Nature as Collaborator

Isabella Russo Siqueira grew up in Cancun, Mexico, surrounded by the colours and textures of the natural world. She was always drawing, always making things, but for a long time, art felt more like a private pleasure than a viable path. It was only through university, where she studied design and fine arts, and through a growing circle of friends in the art world, that she began to take her practice seriously. Six years on, it is her life.

What defines her work is a deliberate surrender of control. She uses natural pigments on fabric and invites the elements: wind, rain, sunlight, temperature, to participate in the process. The results are impossible to replicate.

“I try to provoke accidents,” she explains.

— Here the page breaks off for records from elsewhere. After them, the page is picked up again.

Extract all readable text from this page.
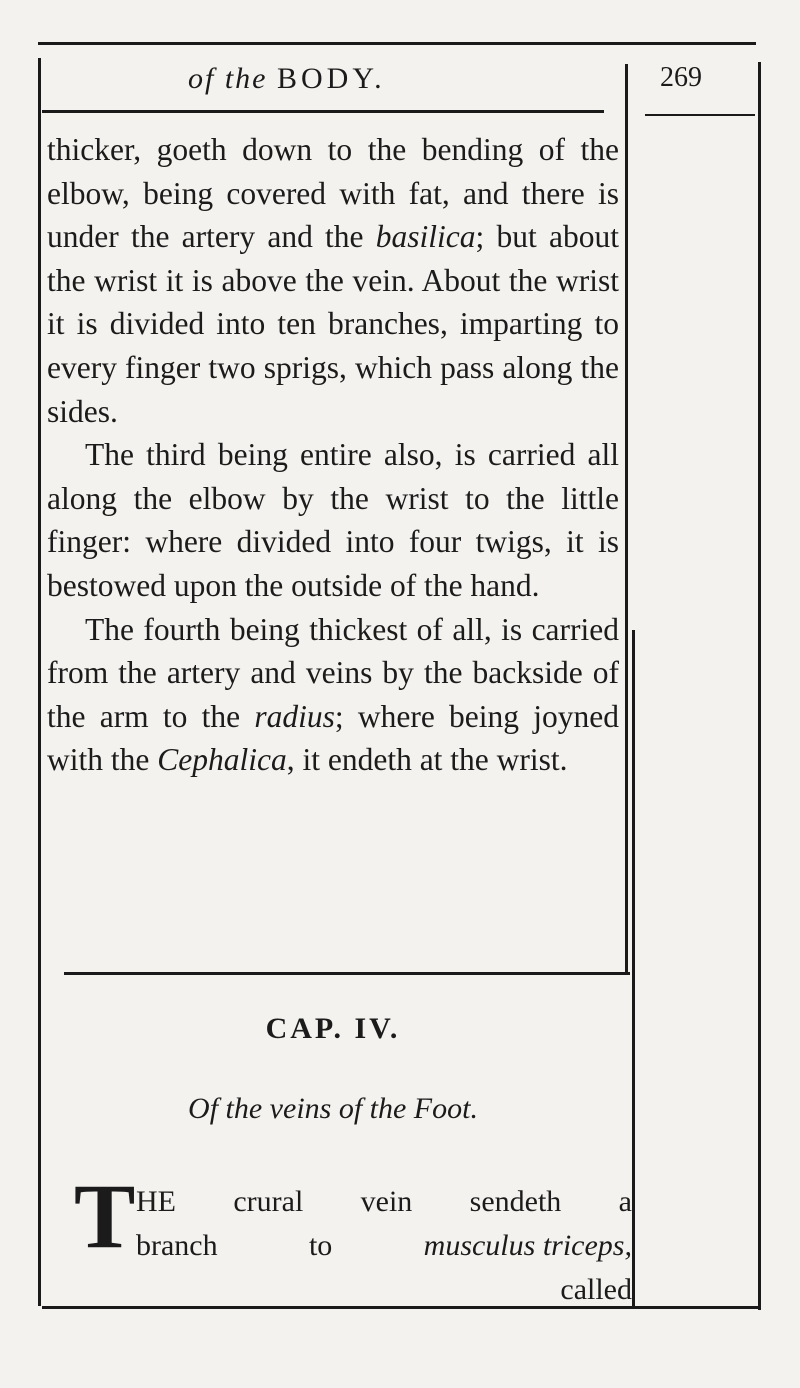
of the BODY.	269

thicker, goeth down to the bending of the elbow, being covered with fat, and there is under the artery and the basilica; but about the wrist it is above the vein. About the wrist it is divided into ten branches, imparting to every finger two sprigs, which pass along the sides.

The third being entire also, is carried all along the elbow by the wrist to the little finger: where divided into four twigs, it is bestowed upon the outside of the hand.

The fourth being thickest of all, is carried from the artery and veins by the backside of the arm to the radius; where being joyned with the Cephalica, it endeth at the wrist.

CAP. IV.
Of the veins of the Foot.
T HE crural vein sendeth a
branch	to	musculus triceps,
called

In Cancun, the weather is bipolar: rain one moment, blinding sun the next. Each shift leaves a different mark. In Lisbon, the wind off the Atlantic moves the pigment in ways she had not encountered before. Cold temperatures slow the drying process, creating textures that warmer climates simply cannot produce. The fabric remembers everything.
This is intentional, not an accidental philosophy. Isabella wanted her materials to do more than represent nature; she wanted them to be nature, in some way. Natural pigments carry what she calls a “material memory,” spreading across the surface in patterns that synthetic materials would never allow. The result is work that feels organic and almost geological.

The Journey in the Work


Vem de Longe is not a literal record of travel, but it is an honest one. The paintings were started in Cancun and continued in Lisbon. Each canvas carrying traces of both places, both climates, both moments in time. For Isabella, who comes from a lineage of migration (Italian ancestors who crossed the Atlantic generations before her), the concept resonates personally.

“I like to play with this idea,” she says. “We are humans on the earth, being a result of migration, different places, different things. Like this idea of cause and effect, something provokes these other things and we don’t control it.”

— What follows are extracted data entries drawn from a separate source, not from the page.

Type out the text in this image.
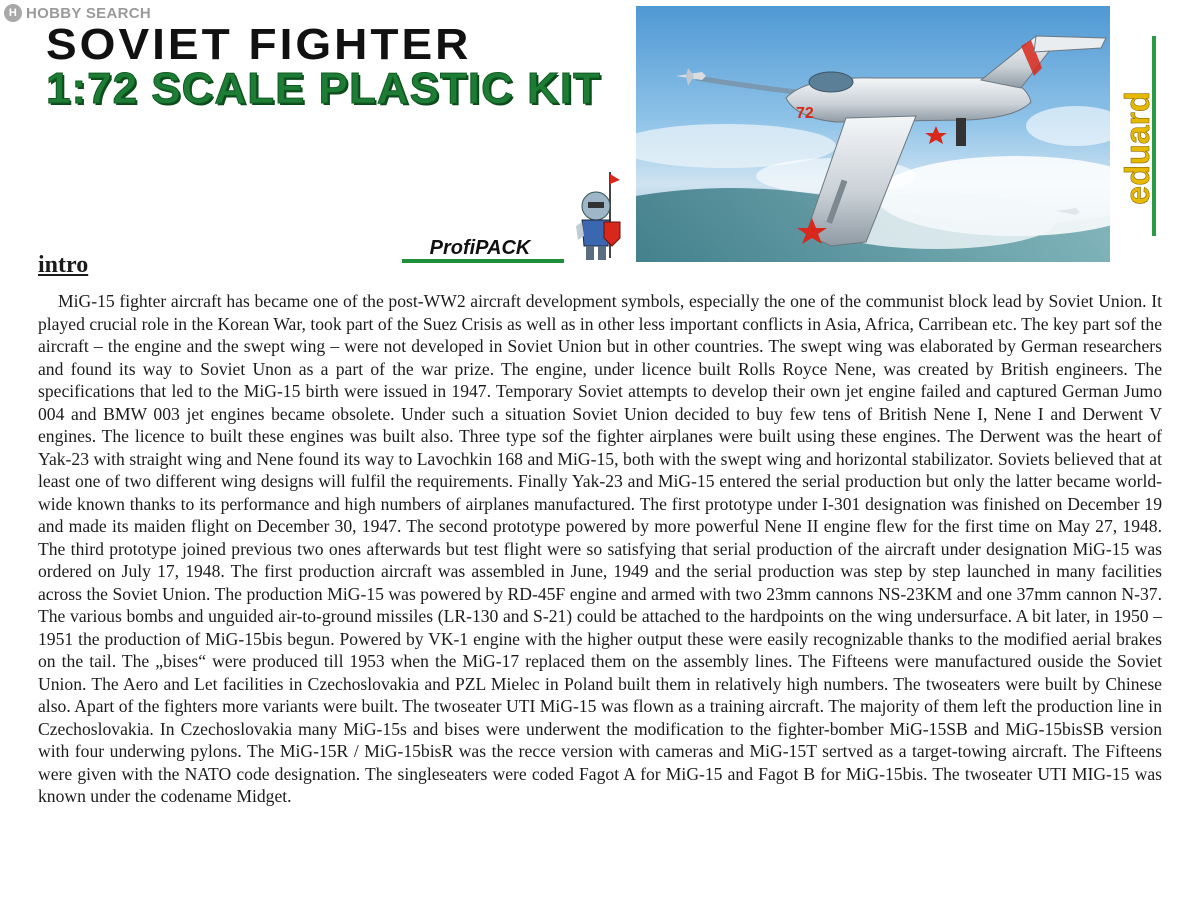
H HOBBY SEARCH
SOVIET FIGHTER
1:72 SCALE PLASTIC KIT
72	eduard
ProfiPACK
intro

MiG-15 fighter aircraft has became one of the post-WW2 aircraft development symbols, especially the one of the communist block lead by Soviet Union. It played crucial role in the Korean War, took part of the Suez Crisis as well as in other less important conflicts in Asia, Africa, Carribean etc. The key part sof the aircraft – the engine and the swept wing – were not developed in Soviet Union but in other countries. The swept wing was elaborated by German researchers and found its way to Soviet Unon as a part of the war prize. The engine, under licence built Rolls Royce Nene, was created by British engineers. The specifications that led to the MiG-15 birth were issued in 1947. Temporary Soviet attempts to develop their own jet engine failed and captured German Jumo 004 and BMW 003 jet engines became obsolete. Under such a situation Soviet Union decided to buy few tens of British Nene I, Nene I and Derwent V engines. The licence to built these engines was built also. Three type sof the fighter airplanes were built using these engines. The Derwent was the heart of Yak-23 with straight wing and Nene found its way to Lavochkin 168 and MiG-15, both with the swept wing and horizontal stabilizator. Soviets believed that at least one of two different wing designs will fulfil the requirements. Finally Yak-23 and MiG-15 entered the serial production but only the latter became world-wide known thanks to its performance and high numbers of airplanes manufactured. The first prototype under I-301 designation was finished on December 19 and made its maiden flight on December 30, 1947. The second prototype powered by more powerful Nene II engine flew for the first time on May 27, 1948. The third prototype joined previous two ones afterwards but test flight were so satisfying that serial production of the aircraft under designation MiG-15 was ordered on July 17, 1948. The first production aircraft was assembled in June, 1949 and the serial production was step by step launched in many facilities across the Soviet Union. The production MiG-15 was powered by RD-45F engine and armed with two 23mm cannons NS-23KM and one 37mm cannon N-37. The various bombs and unguided air-to-ground missiles (LR-130 and S-21) could be attached to the hardpoints on the wing undersurface. A bit later, in 1950 – 1951 the production of MiG-15bis begun. Powered by VK-1 engine with the higher output these were easily recognizable thanks to the modified aerial brakes on the tail. The „bises“ were produced till 1953 when the MiG-17 replaced them on the assembly lines. The Fifteens were manufactured ouside the Soviet Union. The Aero and Let facilities in Czechoslovakia and PZL Mielec in Poland built them in relatively high numbers. The twoseaters were built by Chinese also. Apart of the fighters more variants were built. The twoseater UTI MiG-15 was flown as a training aircraft. The majority of them left the production line in Czechoslovakia. In Czechoslovakia many MiG-15s and bises were underwent the modification to the fighter-bomber MiG-15SB and MiG-15bisSB version with four underwing pylons. The MiG-15R / MiG-15bisR was the recce version with cameras and MiG-15T sertved as a target-towing aircraft. The Fifteens were given with the NATO code designation. The singleseaters were coded Fagot A for MiG-15 and Fagot B for MiG-15bis. The twoseater UTI MIG-15 was known under the codename Midget.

Depczyk, who is the gallery’s director and often curates the space once the works are complete, describes the installation as a journey in itself. “We think about what works well with the light,” she says, noting that a solo show, particularly one built around a single coherent concept, allows the gallery to focus on experience rather than context.

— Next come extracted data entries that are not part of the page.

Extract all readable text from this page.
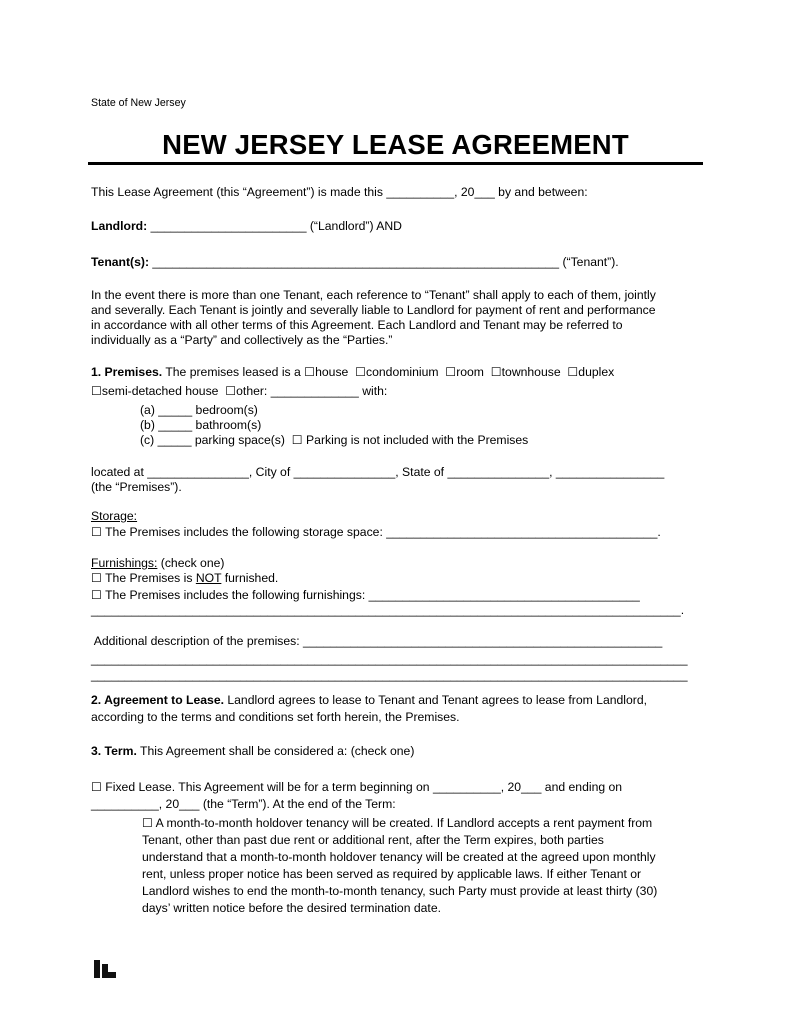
State of New Jersey
NEW JERSEY LEASE AGREEMENT
This Lease Agreement (this “Agreement”) is made this __________, 20___ by and between:
Landlord: _______________________ (“Landlord”) AND
Tenant(s): ____________________________________________________________ (“Tenant”).
In the event there is more than one Tenant, each reference to “Tenant” shall apply to each of them, jointly
and severally. Each Tenant is jointly and severally liable to Landlord for payment of rent and performance
in accordance with all other terms of this Agreement. Each Landlord and Tenant may be referred to
individually as a “Party” and collectively as the “Parties.”
1. Premises. The premises leased is a ☐house  ☐condominium  ☐room  ☐townhouse  ☐duplex
☐semi-detached house  ☐other: _____________ with:
(a) _____ bedroom(s)
(b) _____ bathroom(s)
(c) _____ parking space(s)  ☐ Parking is not included with the Premises
located at _______________, City of _______________, State of _______________, ________________
(the “Premises”).
Storage:
☐ The Premises includes the following storage space: ________________________________________.
Furnishings: (check one)
☐ The Premises is NOT furnished.
☐ The Premises includes the following furnishings: ________________________________________
_______________________________________________________________________________________.
Additional description of the premises: _____________________________________________________
________________________________________________________________________________________
________________________________________________________________________________________
2. Agreement to Lease. Landlord agrees to lease to Tenant and Tenant agrees to lease from Landlord,
according to the terms and conditions set forth herein, the Premises.
3. Term. This Agreement shall be considered a: (check one)
☐ Fixed Lease. This Agreement will be for a term beginning on __________, 20___ and ending on
__________, 20___ (the “Term”). At the end of the Term:
☐ A month-to-month holdover tenancy will be created. If Landlord accepts a rent payment from
Tenant, other than past due rent or additional rent, after the Term expires, both parties
understand that a month-to-month holdover tenancy will be created at the agreed upon monthly
rent, unless proper notice has been served as required by applicable laws. If either Tenant or
Landlord wishes to end the month-to-month tenancy, such Party must provide at least thirty (30)
days’ written notice before the desired termination date.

For visitors, Russo Siqueira hopes the paintings offer something closer to immersion than observation. She wants people to feel as though they are entering a garden, discovering different things as they move through the space. There is a phenomenon, called pareidolia, where the mind searches for familiar shapes in abstract forms: faces in clouds, landscapes in texture. It happens, she says, inevitably, in her work. A sunset here. Grass there. The ocean, if you look long enough.

“I allow for the audience to find their own representation,” she says. “If something touches you and you see a sunset in the painting, I would like for you to feel that.”

What Comes Next

After Lisbon, Russo Siqueira heads to France, deep in the countryside, where flowers are blooming and new materials are waiting to be discovered. She will continue producing and continue moving. Eventually, she hopes to return to Europe for another show.

There are also new directions forming. Sculpture, she says, is increasingly on her mind. The idea of a form that interacts physically with wind and sound feels like a natural next step.

For Her Clique, the residency programme is now a permanent part of its identity.

For Her Clique, the residency is the latest evolution of what the gallery does. The gallery’s mission, to platform artists who have historically been underrepresented, remains unchanged.

Vem de Longe is on view at Her Clique, Lisbon, until May 15.